Regulators have decided to take a close look at three of Green Mountain Power's newest programs to see how much value they bring to customers.
The programs are the cold climate heat pumps, heat pump water heaters and the ConnectDER program designed to make solar power feed into the power grid more efficiently.
The Department of Public Service is responsible for looking out for the general public on utility issues.
The department requested a thorough evaluation of the programs because they've now completed an 18-month pilot period. That pilot process is a regulatory framework designed to foster innovation in statewide efforts to reduce greenhouse gas emissions and use more renewable energy.
Public Service Commissioner Chris Recchia said the request wasn't based on any specific concerns about the programs, “but because we want to vet ... what have been the costs, what are the benefits, and to give parties and the public an opportunity to see those before they become part of the program.”
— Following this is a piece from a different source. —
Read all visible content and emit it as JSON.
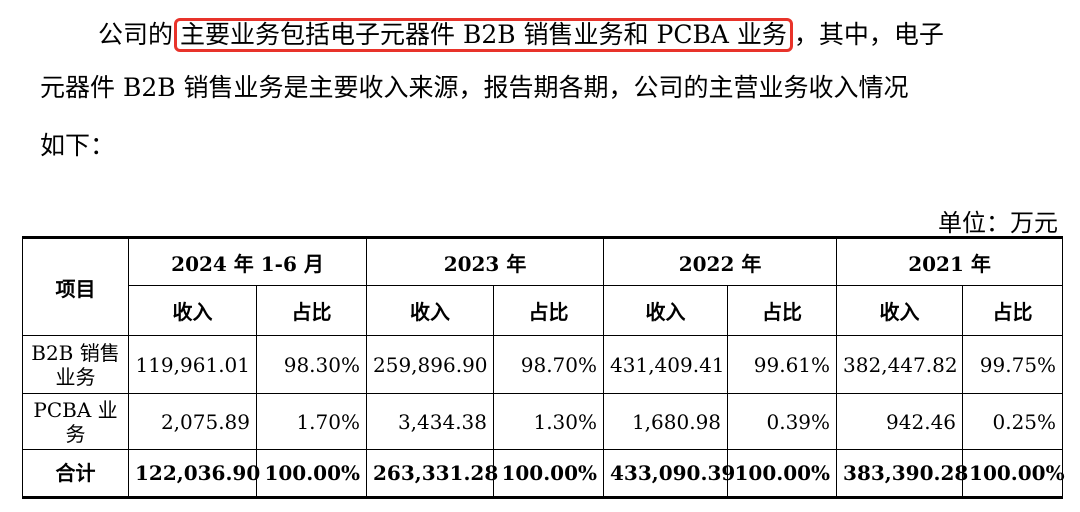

The assessment comes as regulators at the Public Service Board evaluate Green Mountain Power's rates for next year. The board, according to its decision Tuesday, will take a close look at the new programs before deciding how they should fit into customer rates.
Green Mountain Power spokeswoman Kristin Carlson says the company welcomes further scrutiny of the programs.
“We think it's great to have this conversation and the more people who learn about these programs we think they're going to be just as excited as the customers who have already signed up for them,” she said.
The company’s rollout of Tesla home batteries is also in an 18-month pilot, but that has not yet expired.